The objective of this invention is to tune the integration of 5 hypoglycemic prediction algorithms based on continuous blood glucose monitor values so that temporarily discontinuing an insulin infusion will significantly decrease hypoglycemia (glucose values <60 mg/dl), with a secondary aim of not increasing the time spent above 180 mg/dl overnight. The Hypoglycemia Detection Algorithm is a set of individual alarms are combined through a voting system into one combined alarm. With each new continuous glucose monitor (CGM) datum, each individual alarm will run independently and will indicate hypoglycemia or euglycemia. Then if the number of individual alarms that have gone off in the last 60 minutes is above a preset voting threshold (V), the voting alarm will trigger. A low voting threshold will generate more alarms, giving more warning but less accuracy. Finally, the combined alarm will trigger if either the voting alarm or the threshold alarm goes off.

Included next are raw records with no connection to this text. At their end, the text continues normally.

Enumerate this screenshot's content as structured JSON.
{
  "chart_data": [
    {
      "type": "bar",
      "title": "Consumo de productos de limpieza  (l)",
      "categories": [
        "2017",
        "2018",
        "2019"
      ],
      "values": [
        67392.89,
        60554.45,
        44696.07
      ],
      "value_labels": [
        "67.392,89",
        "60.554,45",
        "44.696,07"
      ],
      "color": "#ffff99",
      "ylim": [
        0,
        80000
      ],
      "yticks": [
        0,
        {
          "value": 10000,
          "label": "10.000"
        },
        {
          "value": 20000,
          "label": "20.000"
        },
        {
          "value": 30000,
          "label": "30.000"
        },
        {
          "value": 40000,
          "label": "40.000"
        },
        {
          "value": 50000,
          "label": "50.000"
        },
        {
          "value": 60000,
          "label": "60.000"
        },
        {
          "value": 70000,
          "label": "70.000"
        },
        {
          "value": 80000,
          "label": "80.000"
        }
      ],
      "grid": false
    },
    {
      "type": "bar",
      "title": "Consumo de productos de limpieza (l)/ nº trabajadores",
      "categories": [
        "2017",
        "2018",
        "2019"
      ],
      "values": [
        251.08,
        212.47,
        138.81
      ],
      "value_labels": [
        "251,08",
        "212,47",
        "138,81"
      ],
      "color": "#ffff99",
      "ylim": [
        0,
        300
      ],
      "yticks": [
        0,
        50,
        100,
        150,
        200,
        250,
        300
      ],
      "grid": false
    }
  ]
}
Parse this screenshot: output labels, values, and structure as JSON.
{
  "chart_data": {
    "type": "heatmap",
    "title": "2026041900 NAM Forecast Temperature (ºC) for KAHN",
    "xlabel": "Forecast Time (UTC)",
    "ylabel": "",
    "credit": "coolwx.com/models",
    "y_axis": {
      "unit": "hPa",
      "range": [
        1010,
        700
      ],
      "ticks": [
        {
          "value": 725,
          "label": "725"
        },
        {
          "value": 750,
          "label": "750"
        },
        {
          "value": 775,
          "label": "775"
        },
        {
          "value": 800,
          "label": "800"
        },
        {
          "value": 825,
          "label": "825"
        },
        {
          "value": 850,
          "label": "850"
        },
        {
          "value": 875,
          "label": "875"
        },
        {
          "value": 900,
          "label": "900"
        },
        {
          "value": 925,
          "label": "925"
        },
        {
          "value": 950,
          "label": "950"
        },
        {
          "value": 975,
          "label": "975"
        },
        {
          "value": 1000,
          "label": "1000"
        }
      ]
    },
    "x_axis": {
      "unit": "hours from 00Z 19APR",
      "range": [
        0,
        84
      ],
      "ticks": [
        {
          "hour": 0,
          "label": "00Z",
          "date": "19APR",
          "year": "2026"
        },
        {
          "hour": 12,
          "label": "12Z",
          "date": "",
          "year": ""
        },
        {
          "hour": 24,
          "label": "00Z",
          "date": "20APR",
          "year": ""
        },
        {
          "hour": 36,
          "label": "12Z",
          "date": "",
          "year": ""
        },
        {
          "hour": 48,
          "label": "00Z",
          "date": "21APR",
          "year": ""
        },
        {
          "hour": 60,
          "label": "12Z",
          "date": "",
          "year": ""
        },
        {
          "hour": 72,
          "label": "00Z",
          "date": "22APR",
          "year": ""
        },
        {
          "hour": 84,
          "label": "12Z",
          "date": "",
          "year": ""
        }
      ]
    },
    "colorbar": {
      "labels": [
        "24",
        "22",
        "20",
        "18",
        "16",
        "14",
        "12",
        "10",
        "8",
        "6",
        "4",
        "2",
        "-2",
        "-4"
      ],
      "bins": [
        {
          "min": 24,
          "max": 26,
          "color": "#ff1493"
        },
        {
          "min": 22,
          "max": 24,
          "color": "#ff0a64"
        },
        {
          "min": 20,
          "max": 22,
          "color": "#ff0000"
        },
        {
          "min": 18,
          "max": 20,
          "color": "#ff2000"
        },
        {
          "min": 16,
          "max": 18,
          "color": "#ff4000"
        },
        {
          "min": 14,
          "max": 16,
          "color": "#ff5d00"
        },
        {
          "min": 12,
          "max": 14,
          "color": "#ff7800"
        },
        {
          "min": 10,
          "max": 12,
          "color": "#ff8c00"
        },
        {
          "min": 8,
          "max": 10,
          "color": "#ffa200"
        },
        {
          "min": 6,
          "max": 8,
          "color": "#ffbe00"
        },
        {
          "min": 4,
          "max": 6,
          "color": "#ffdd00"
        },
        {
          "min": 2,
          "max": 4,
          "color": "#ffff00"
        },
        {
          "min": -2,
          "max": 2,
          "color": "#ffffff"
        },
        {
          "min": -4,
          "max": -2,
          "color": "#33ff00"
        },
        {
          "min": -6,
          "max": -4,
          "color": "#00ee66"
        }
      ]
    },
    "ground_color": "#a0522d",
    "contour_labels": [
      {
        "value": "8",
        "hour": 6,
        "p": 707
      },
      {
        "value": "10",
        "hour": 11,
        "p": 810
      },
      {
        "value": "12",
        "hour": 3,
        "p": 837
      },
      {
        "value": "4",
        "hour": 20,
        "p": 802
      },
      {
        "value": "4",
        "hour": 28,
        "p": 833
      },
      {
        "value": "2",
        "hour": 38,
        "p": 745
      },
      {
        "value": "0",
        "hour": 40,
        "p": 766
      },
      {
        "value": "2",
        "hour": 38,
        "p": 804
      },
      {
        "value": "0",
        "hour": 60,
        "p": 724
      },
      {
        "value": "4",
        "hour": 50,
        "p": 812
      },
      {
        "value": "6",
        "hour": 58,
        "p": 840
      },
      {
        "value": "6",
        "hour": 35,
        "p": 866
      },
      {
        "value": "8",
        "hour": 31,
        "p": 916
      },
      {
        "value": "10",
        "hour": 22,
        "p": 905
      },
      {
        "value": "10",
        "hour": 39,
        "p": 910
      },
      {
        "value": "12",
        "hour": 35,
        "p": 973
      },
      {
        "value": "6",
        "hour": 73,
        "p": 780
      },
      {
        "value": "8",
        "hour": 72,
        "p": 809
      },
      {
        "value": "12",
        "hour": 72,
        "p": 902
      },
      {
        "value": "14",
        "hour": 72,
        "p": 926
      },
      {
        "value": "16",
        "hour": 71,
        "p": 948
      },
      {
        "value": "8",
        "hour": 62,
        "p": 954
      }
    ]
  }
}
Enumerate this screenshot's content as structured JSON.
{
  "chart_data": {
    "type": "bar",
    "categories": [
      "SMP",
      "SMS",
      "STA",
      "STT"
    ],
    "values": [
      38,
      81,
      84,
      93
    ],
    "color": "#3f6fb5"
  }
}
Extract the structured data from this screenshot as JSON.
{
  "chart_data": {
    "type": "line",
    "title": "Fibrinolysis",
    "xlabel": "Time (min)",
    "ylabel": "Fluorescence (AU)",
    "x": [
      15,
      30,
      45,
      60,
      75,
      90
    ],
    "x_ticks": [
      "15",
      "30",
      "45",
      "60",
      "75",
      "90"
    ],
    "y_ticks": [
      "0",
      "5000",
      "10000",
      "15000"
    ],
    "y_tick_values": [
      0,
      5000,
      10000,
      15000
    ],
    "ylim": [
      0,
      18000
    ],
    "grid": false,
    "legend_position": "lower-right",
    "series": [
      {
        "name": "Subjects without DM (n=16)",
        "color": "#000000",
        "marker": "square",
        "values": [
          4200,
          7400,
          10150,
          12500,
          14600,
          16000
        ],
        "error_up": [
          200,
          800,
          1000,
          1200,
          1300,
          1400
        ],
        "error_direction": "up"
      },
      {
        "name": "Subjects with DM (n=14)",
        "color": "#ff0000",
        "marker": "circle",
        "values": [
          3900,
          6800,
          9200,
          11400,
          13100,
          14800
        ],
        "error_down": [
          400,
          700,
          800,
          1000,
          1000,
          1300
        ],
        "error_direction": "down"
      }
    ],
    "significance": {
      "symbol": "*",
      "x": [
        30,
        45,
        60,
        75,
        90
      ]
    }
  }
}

Overview of hypoglycemic algorithms:

The hypoglycemic prediction algorithm system includes five component prediction algorithms:

• • 1) Linear Projection (LP): This alarm uses a 15 minute linear extrapolation and uncertainty threshold based on the standard deviation of the glucose measurements in the previous 15 minutes.
  • 2) Kalman Filtering (KF): A Kalman Filter is used to obtain an estimate of glucose and its rate of change, which are then used to make predictions of future glucose levels. The filter is tuned to trade off between the probability that a measured glucose change is real versus the result of signal noise.
  • 3) Adaptive IIR Filter (AIIRF): Infinite Impulse Response Filters update parameters adaptively using the CGM signal. The IIR filter considers a bandwidth of past data to update the filter parameters.
  • 4) Statistical Prediction (SP): (also referred to as the Stanford alarm)—Multiple empirical, statistical models are used to estimate future blood glucose values and their error bounds. From these a probability of hypoglycemia is generated and thresholded to produce an alarm.
  • 5) Numerical Logical Algorithm (NLA): NLA feeds a 3 point calculated rate of change and the current value into logical expressions to detect impending hypoglycemia. NLA provides insensitivity to sensor signal dropouts and easy tuning.

An overall voting algorithm produces a binary alarm outcome depending on the number of constituent algorithms that report an alarm.

Further details of the various algorithms and other details and variations of this invention are described in U.S. Provisional Application 61/197,230 filed on Oct. 24, 2008, which is incorporated herein by reference in its entirety.